The Oklahoma Senate approved a plan Monday to lower the income cutoff for adults to receive SoonerCare benefits, a move that would see 43,000 people lose coverage.
Sen. John Sparks asked Senate Bill 1030 author Senator Josh Brecheen whether he thought Oklahomans were working just long enough to stash away some money before quitting to claim Medicaid benefits.
"You can accrue assets, you can own a home and you can have other assets I’m not mentioning. I’m not saying that’s the case in all instances," Brecheen said. "I don’t want to apply that, but I’m saying that Medicaid eligibility is income-based."
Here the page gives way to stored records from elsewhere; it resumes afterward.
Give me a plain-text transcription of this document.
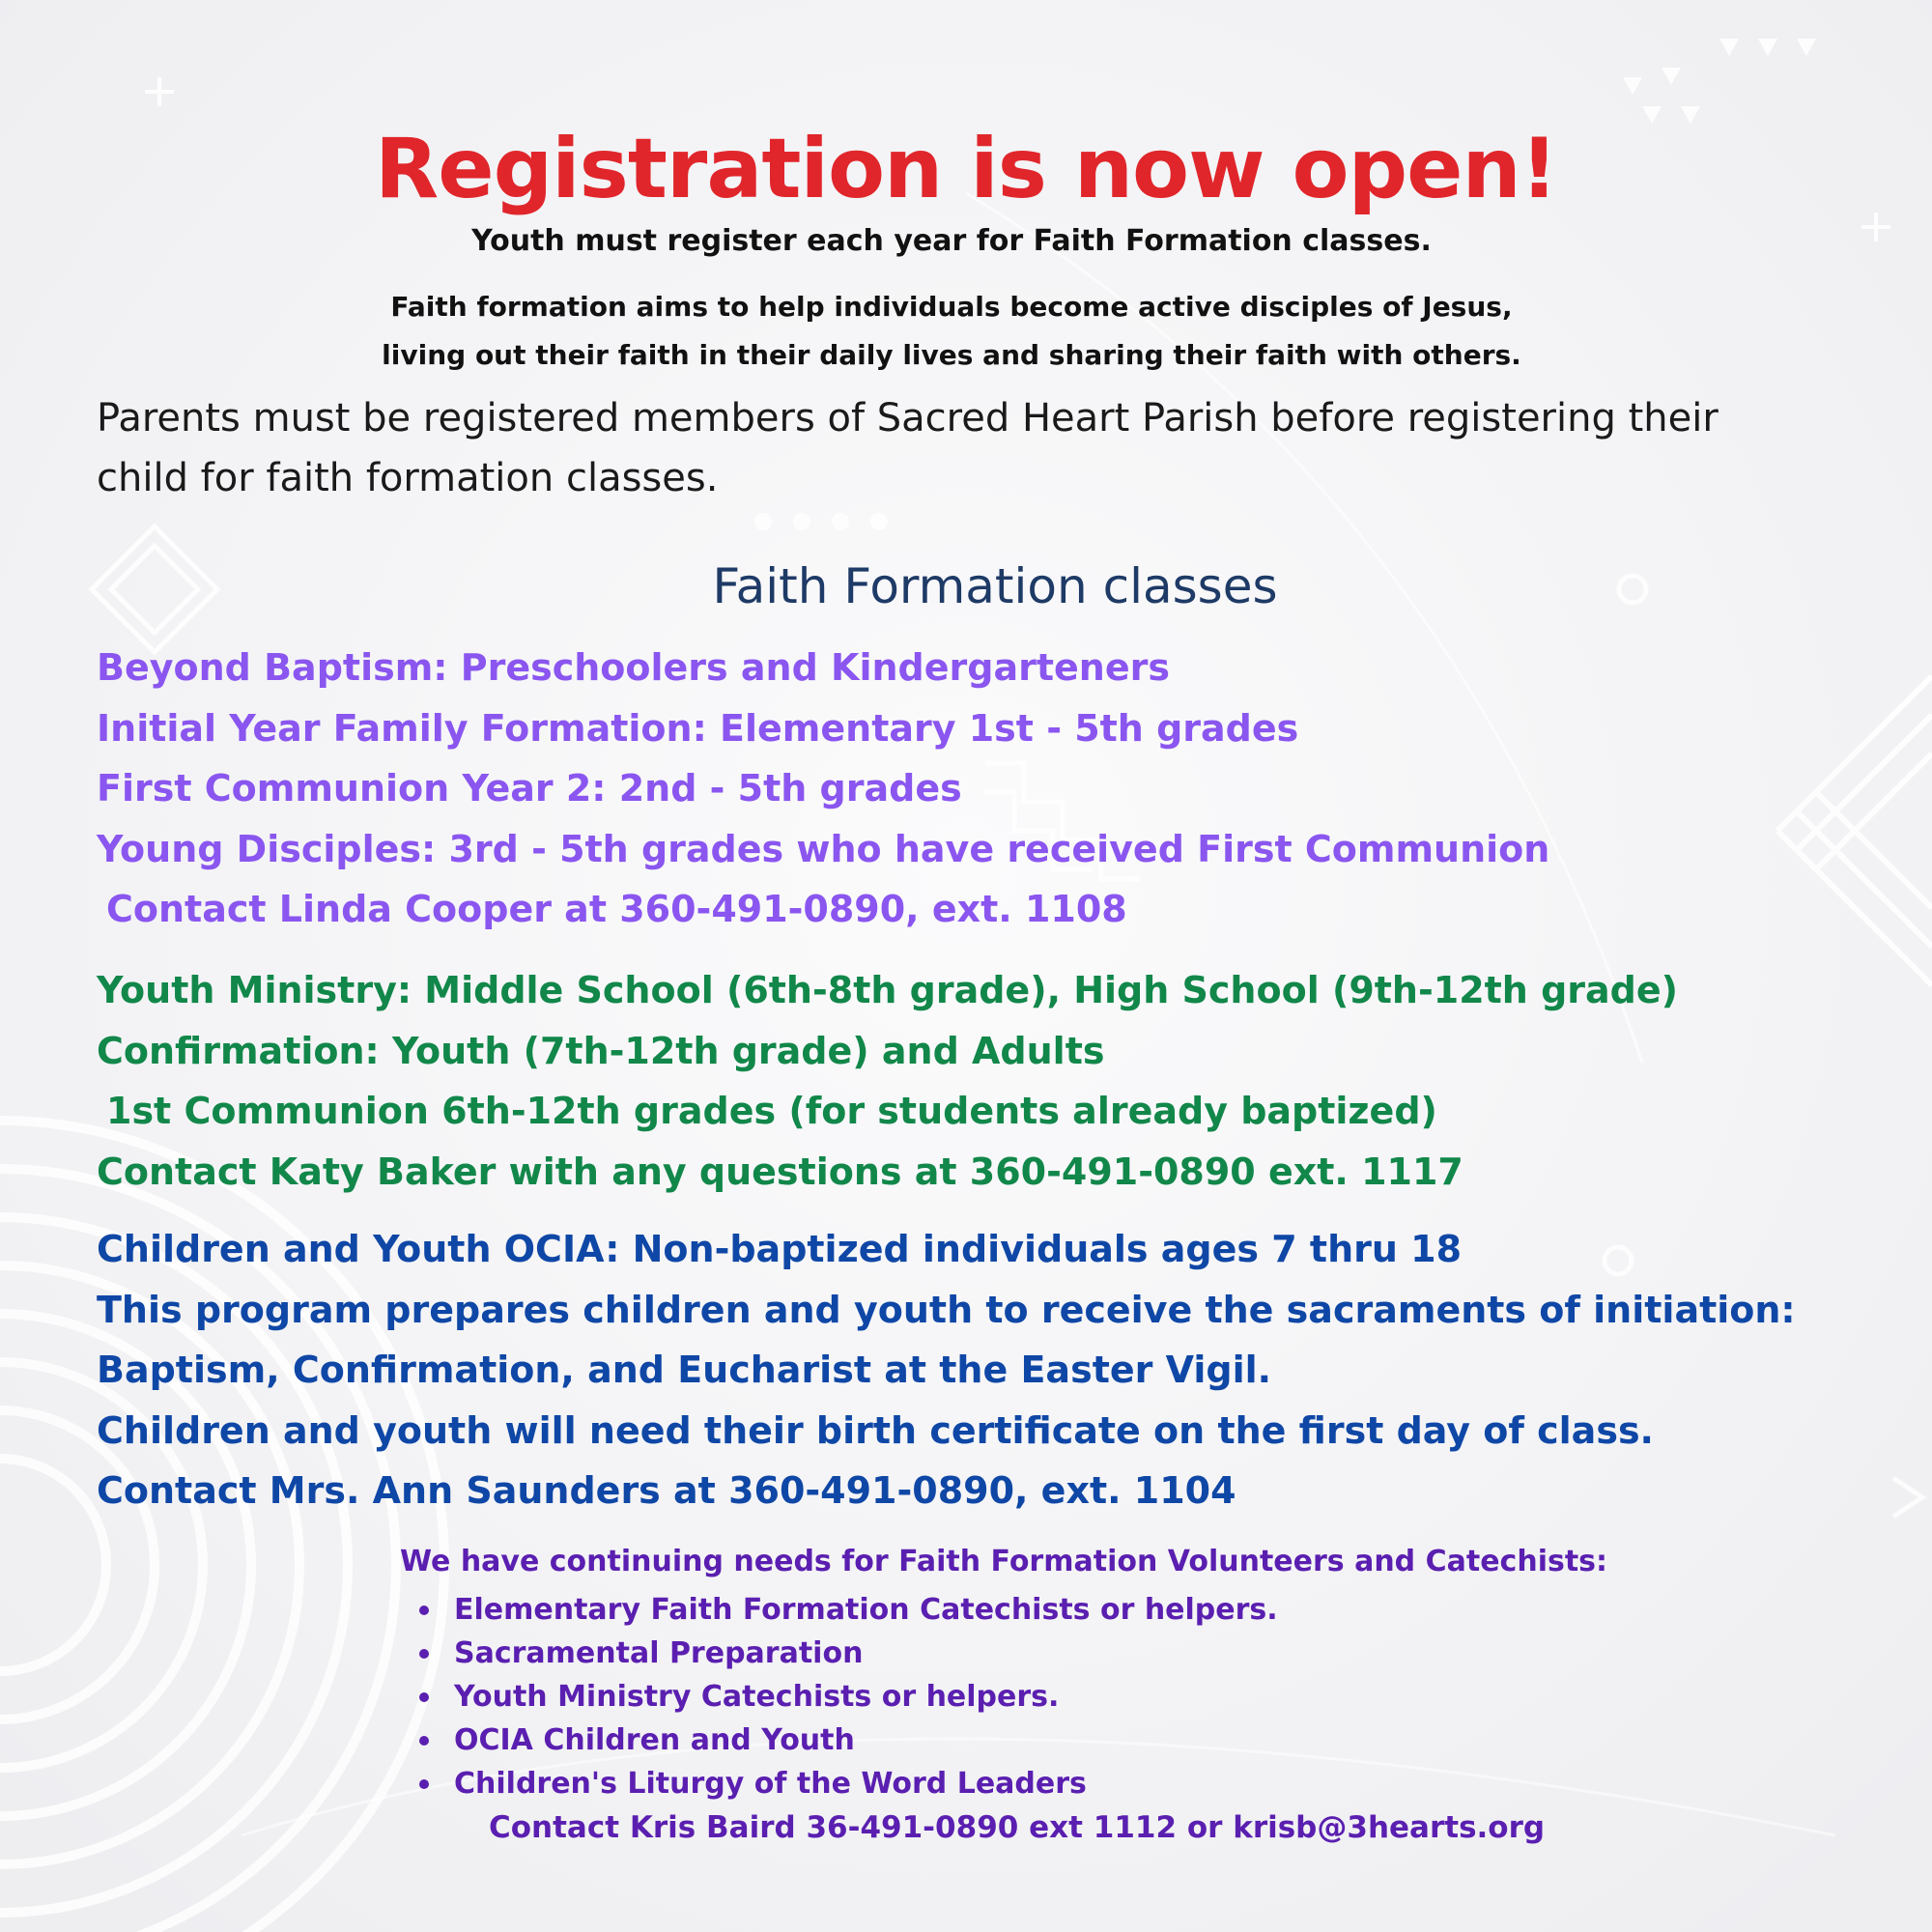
Registration is now open!
Youth must register each year for Faith Formation classes.
Faith formation aims to help individuals become active disciples of Jesus,
living out their faith in their daily lives and sharing their faith with others.
Parents must be registered members of Sacred Heart Parish before registering their
child for faith formation classes.
Faith Formation classes
Beyond Baptism: Preschoolers and Kindergarteners
Initial Year Family Formation: Elementary 1st - 5th grades
First Communion Year 2: 2nd - 5th grades
Young Disciples: 3rd - 5th grades who have received First Communion
Contact Linda Cooper at 360-491-0890, ext. 1108
Youth Ministry: Middle School (6th-8th grade), High School (9th-12th grade)
Confirmation: Youth (7th-12th grade) and Adults
1st Communion 6th-12th grades (for students already baptized)
Contact Katy Baker with any questions at 360-491-0890 ext. 1117
Children and Youth OCIA: Non-baptized individuals ages 7 thru 18
This program prepares children and youth to receive the sacraments of initiation:
Baptism, Confirmation, and Eucharist at the Easter Vigil.
Children and youth will need their birth certificate on the first day of class.
Contact Mrs. Ann Saunders at 360-491-0890, ext. 1104
We have continuing needs for Faith Formation Volunteers and Catechists:
Elementary Faith Formation Catechists or helpers.
Sacramental Preparation
Youth Ministry Catechists or helpers.
OCIA Children and Youth
Children's Liturgy of the Word Leaders
Contact Kris Baird 36-491-0890 ext 1112 or krisb@3hearts.org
SB1030 lowers the income cutoff for parents and caregivers from 41 percent of the federal poverty level to 20 percent. Sen. Kay Floyd told Brecheen that’s not a lot of money, considering many of those who would lose SoonerCare coverage are caring for disabled kids.
"So, that’s a single mother with one child would not be able to make over $275, is that correct?" Floyd said.
"I will take your word for it," Brecheen said.
The eligibility change would save the state around $84 million a year. Sen. AJ Griffin pointed out that’s less than $1,000 in state spending per current enrollee.
"Of the women, which was the bulk of the population, one trip to the gynecologist chews up their allotted apportionment," Griffin said.
Two-thirds of the adults who would lose coverage are women. Brecheen said the savings could be spent on education.
The measure passed 25–17 and now goes to the House.